For the uninitiated William Bensussen - aka The Gaslamp Killer, aka simply GLK - is part of a cabal of West Coast artist/DJ's who appear to be attempting to re-invent various music forms for this century, their tools just a laptop and handful of damaged CD-R's.

Taking his name from the Gaslamp area of San Diego where as a teenager he first took to the decks more than ten years ago, GLK seems an unlikely revolutionary. Moustachioed and sporting a clump of frizzy curls, he admits that his early punk yearnings were blown away one night when he witnessed a DJ put a whole room of partygoers in his pocket. Impressed, he was soon practising every day on friends equipment, but arguably his real postgraduate work began three years ago, as part of the collective that runs the now legendary local club night Low End Theory.

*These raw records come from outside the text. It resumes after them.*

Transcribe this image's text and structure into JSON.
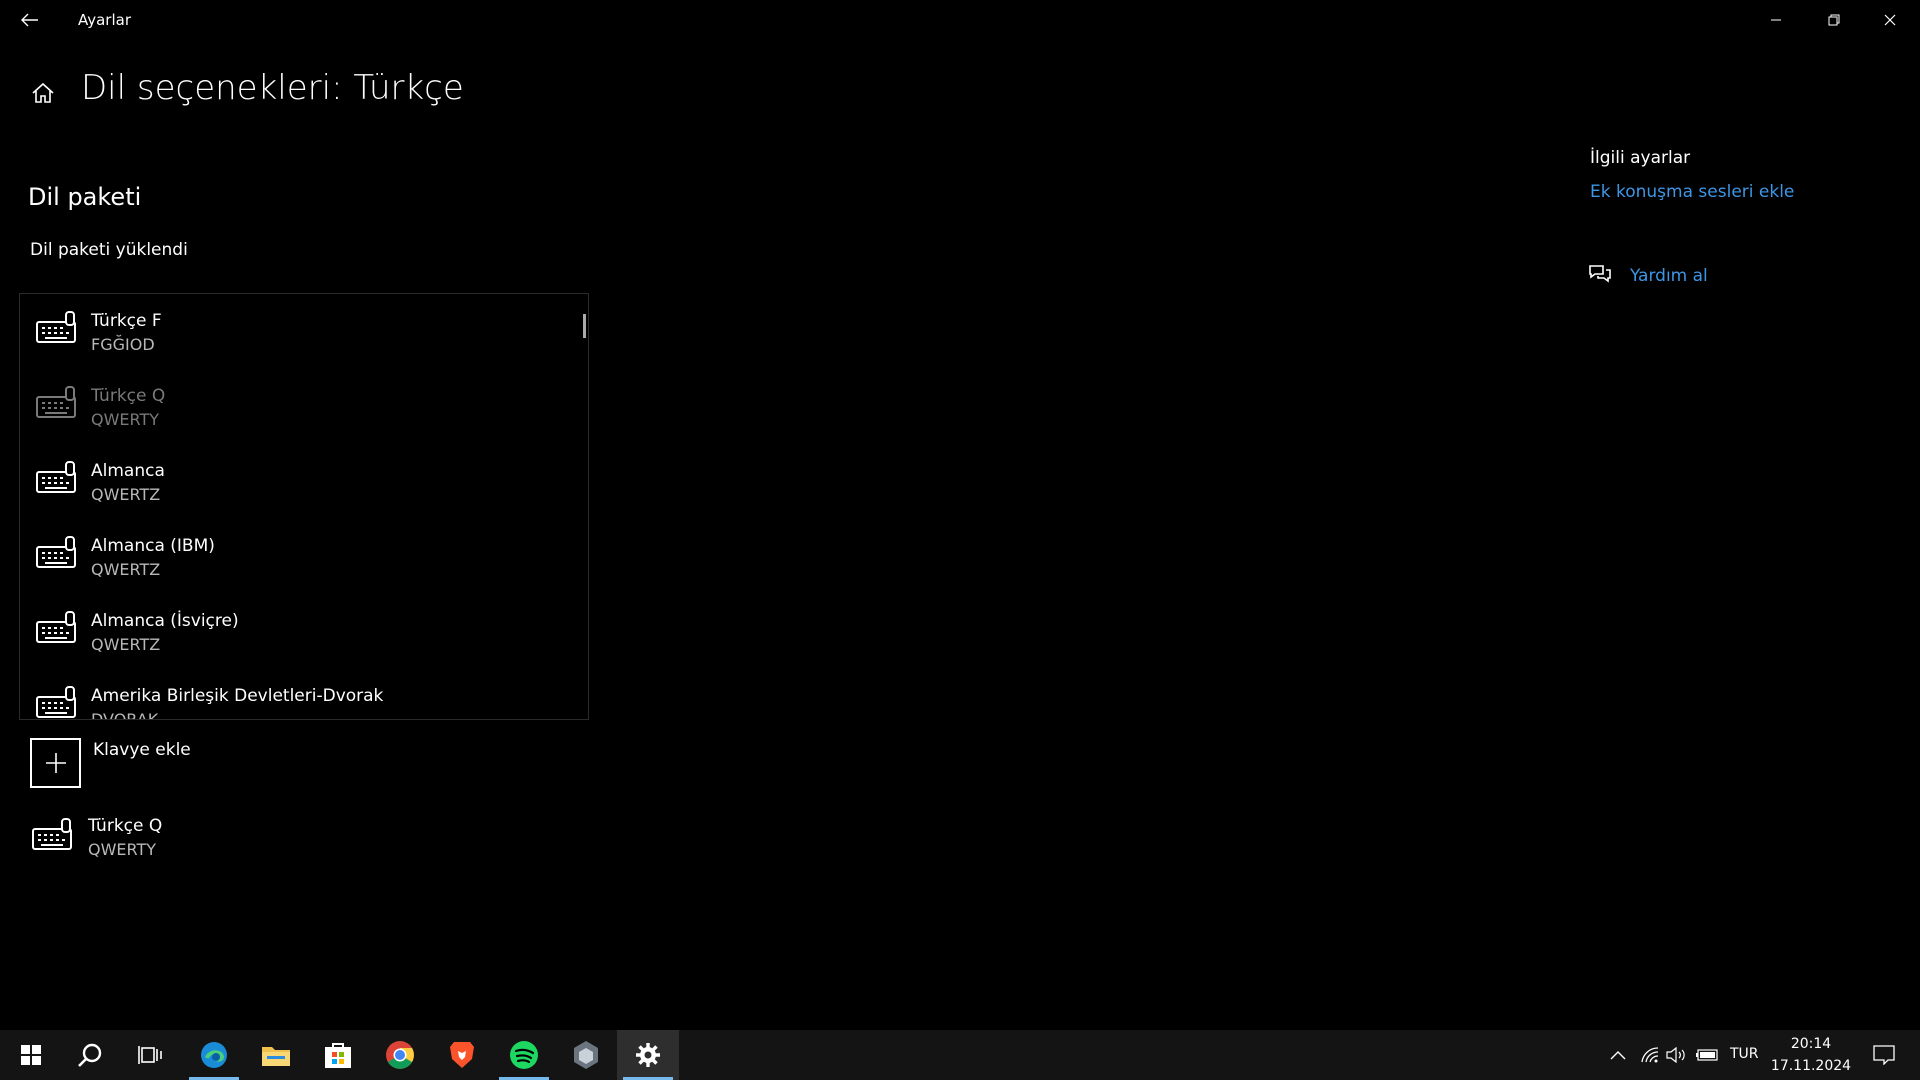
{
  "window": {
    "title": "Ayarlar"
  },
  "header": {
    "title": "Dil seçenekleri: Türkçe"
  },
  "language_pack": {
    "section_title": "Dil paketi",
    "status": "Dil paketi yüklendi"
  },
  "keyboards": [
    {
      "name": "Türkçe F",
      "layout": "FGĞIOD",
      "dimmed": false
    },
    {
      "name": "Türkçe Q",
      "layout": "QWERTY",
      "dimmed": true
    },
    {
      "name": "Almanca",
      "layout": "QWERTZ",
      "dimmed": false
    },
    {
      "name": "Almanca (IBM)",
      "layout": "QWERTZ",
      "dimmed": false
    },
    {
      "name": "Almanca (İsviçre)",
      "layout": "QWERTZ",
      "dimmed": false
    },
    {
      "name": "Amerika Birleşik Devletleri-Dvorak",
      "layout": "DVORAK",
      "dimmed": false
    }
  ],
  "add_keyboard": {
    "label": "Klavye ekle"
  },
  "installed_keyboard": {
    "name": "Türkçe Q",
    "layout": "QWERTY"
  },
  "related": {
    "title": "İlgili ayarlar",
    "link": "Ek konuşma sesleri ekle"
  },
  "help": {
    "label": "Yardım al"
  },
  "taskbar": {
    "apps": [
      "start-icon",
      "search-icon",
      "task-view-icon",
      "edge-icon",
      "file-explorer-icon",
      "store-icon",
      "chrome-icon",
      "brave-icon",
      "spotify-icon",
      "app-icon",
      "settings-icon"
    ],
    "language": "TUR",
    "time": "20:14",
    "date": "17.11.2024"
  },
  "colors": {
    "link": "#3d96e6",
    "background": "#000000",
    "taskbar": "#141414",
    "accent": "#76b9ed"
  }
}
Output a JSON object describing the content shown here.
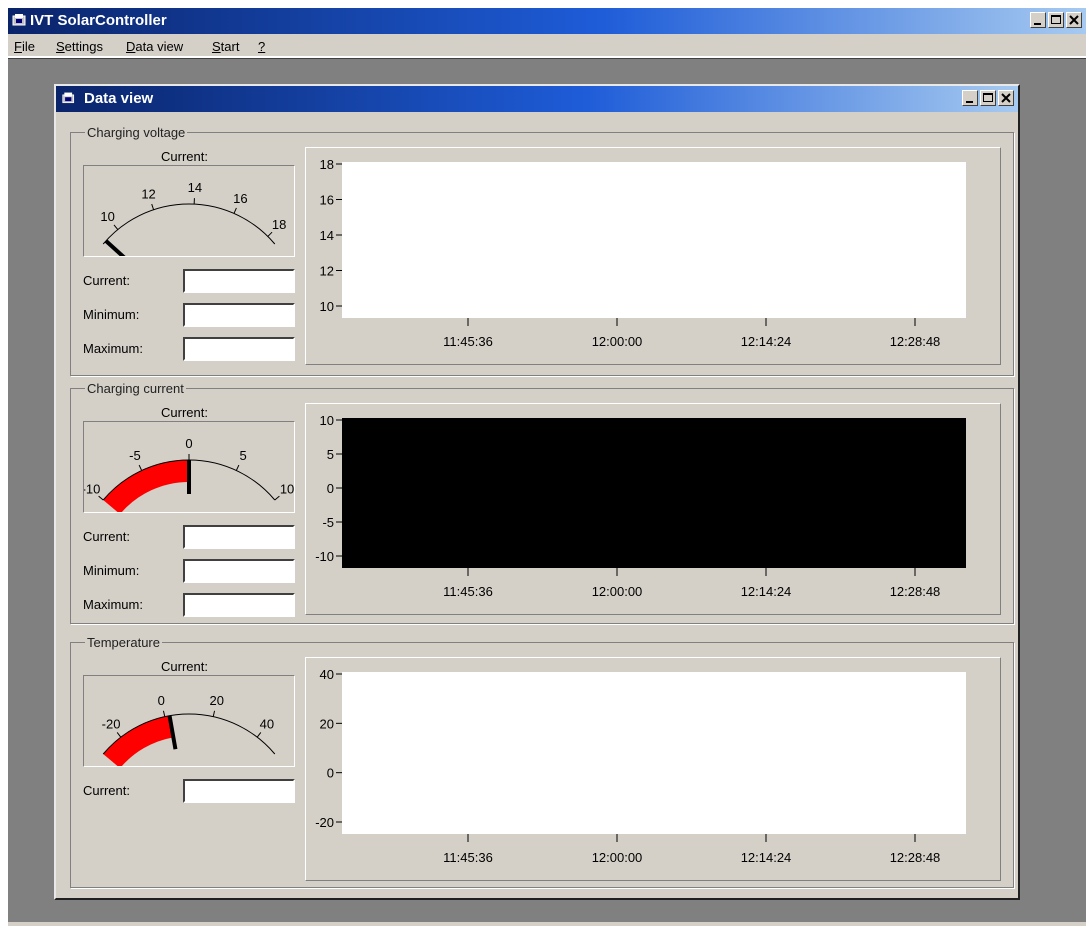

This is a man who doesn't think like we do. And the good news is that he's coming after us all.
Anyway I digress. Back to the whole "Reinventing musical forms" thing, which I know sounds pretentious and frankly just wrong. I put it to you though that fellow Low End Theory maven Steven "Flying Lotus" Ellison did after all turn soul and jazz into a staccato amalgam of twisted bass, space age hip-hop and ethereal swirls of static on 2008's Los Angeles. Bensussen co-produced. Two years later, the profoundly gifted Gonjasufi would apply a blowtorch to the nipples of delta bluesmen like Robert Johnson on the groundbreaking A Sufi And A Killer. Bensussen co-produced that too. I think we can at least agree our friend has kudos.

After this enormous fucking build up it pains me deeply to tell y'all that the contents of Death Gate aren't however quite going to CHANGE THE FACE OF MUSIC AS WE KNOW IT. It's refreshingly far from normal though, most of the time sounding like John Carpenter on acid doing a soundtrack for a movie about some sort of mutant kung fu alien shit, especially on "Carpool Dummy". Gonjasufi's cameo - on the way odd soul/garage of "When I'm In Awe" - is one of the few moments of relative normality, but the breaks of "Shattering Inner Journey" are just the backdrop to a maze of sinister melodies, made apparently by the Clangers after some really strange mushrooms. The whole thing's bookended with a couple of brief tracklets - "Fun Over 100" and "Monsterfromtheunderground" - that could be described as techno, could be described as dubstep, but end up wrapped in the same shuffling weirdness which clearly is GLK's standard operating procedure. This is a man who doesn't think like we do. And the good news is that he's coming after us all.